Cela signifierait également que, contrairement à une croyance populaire, la hausse actuelle de la production pétrolière américaine n’aurait que peu d’impact sur le prix du pétrole brut et donc sur celui de l’essence à la pompe. Le pétrole est une matière première fongible et ses prix sont déterminés par le marché global. Si les Etats-Unis produisent davantage, l’Arabie saoudite produira moins et maintiendra ainsi le rapport entre l’offre et la demande au niveau actuel, assurant un maintien des prix élevés.
Cette dispute entre Turki et Naimi n’est pas une dispute théorique. C’est une dispute qui pourrait avoir de sérieuses implications sur le futur de l’économie mondiale. Que l’Arabie saoudite le veuille ou non –et elle ne le veut certainement pas– le marché global de l’énergie va s’ouvrir de plus en plus à la concurrence. Dans un marché concurrentiel, le pétrole doit être fourni par tous les producteurs en tenant compte à la fois de leurs réserves géologiques et de leurs marges. Il y a quelque chose de profondément malsain de voir les Etats-Unis, qui disposent d’environ 2% des réserves conventionnelles de pétrole produire plus de barils par jour que l’Arabie saoudite qui dispose de réserves dix fois supérieures.
L’Arabie saoudite se présente comme un producteur responsable et soucieux des besoins des pays consommateurs.
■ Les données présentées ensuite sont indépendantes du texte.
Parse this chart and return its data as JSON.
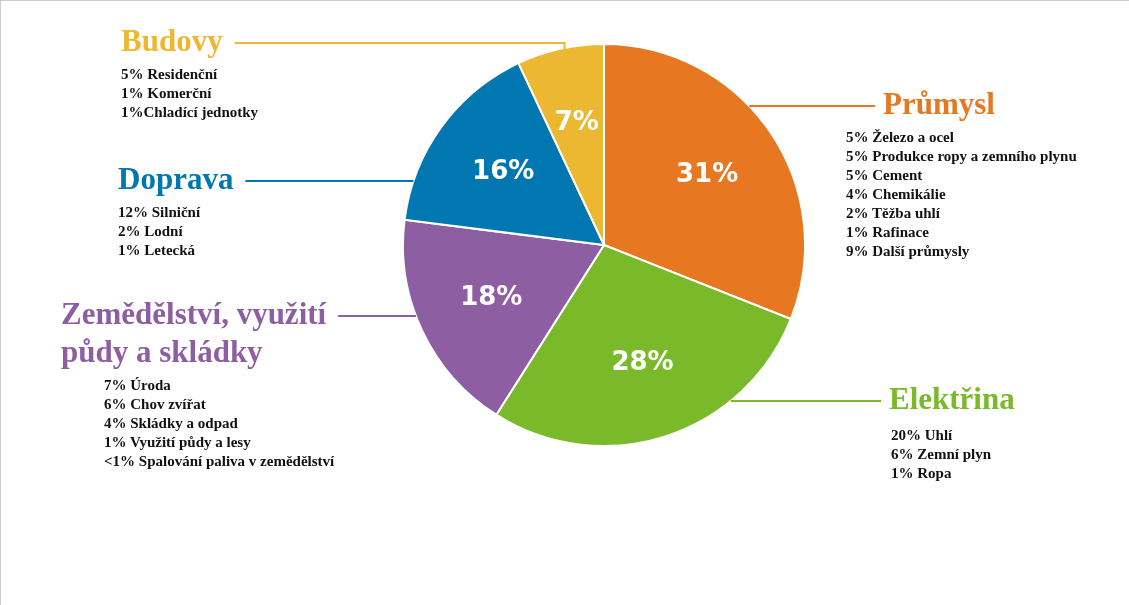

Les besoins sont clairement en hausse. Il serait donc logique que le royaume augmente ses capacités de production en effectuant les investissements supplémentaires qui s’imposent. Si l’Arabie saoudite décidait de ne pas le faire, les Etats-Unis pourraient bien utiliser leurs immenses réserves en gaz naturel comme un atout majeur. Si les voitures et les camions américains venaient à pouvoir rouler en utilisant des carburants dérivés du gaz naturel –qu’il s’agisse de gaz naturel compressé ou de gaz liquides comme le méthanol ou même d’électricité produite par le gaz– le prix des carburant sera déterminé par des marchés divers et libres et plus par des décisions prises à Riyad.
Un système dans lequel les consommateurs de pétrole sont contraints de payer un «prix raisonnable» en hausse constante afin de renflouer les caisse d’une Arabie saoudite dont les besoins fiscaux sont eux aussi en hausse constante ne peut pas se maintenir sur le long terme, surtout à une époque où les pays les plus en difficulté économique tentent par tous les moyens de réduire leurs propres dépenses fiscales. Alors que la tendance mondiale est à l’élaboration de nouveaux moyens, moins onéreux, de propulsion des véhicules, le royaume saoudien ferait mieux, pour s’en sortir, de se creuser la cervelle (en impliquant d’ailleurs les femmes dans cette réflexion) en plus de creuser des trous dans le sol.
Gal Luft
Conseiller principal auprès du United States Energy Security Council et co-auteur de Petropoly: The Collapse of America's Energy Security Paradigm.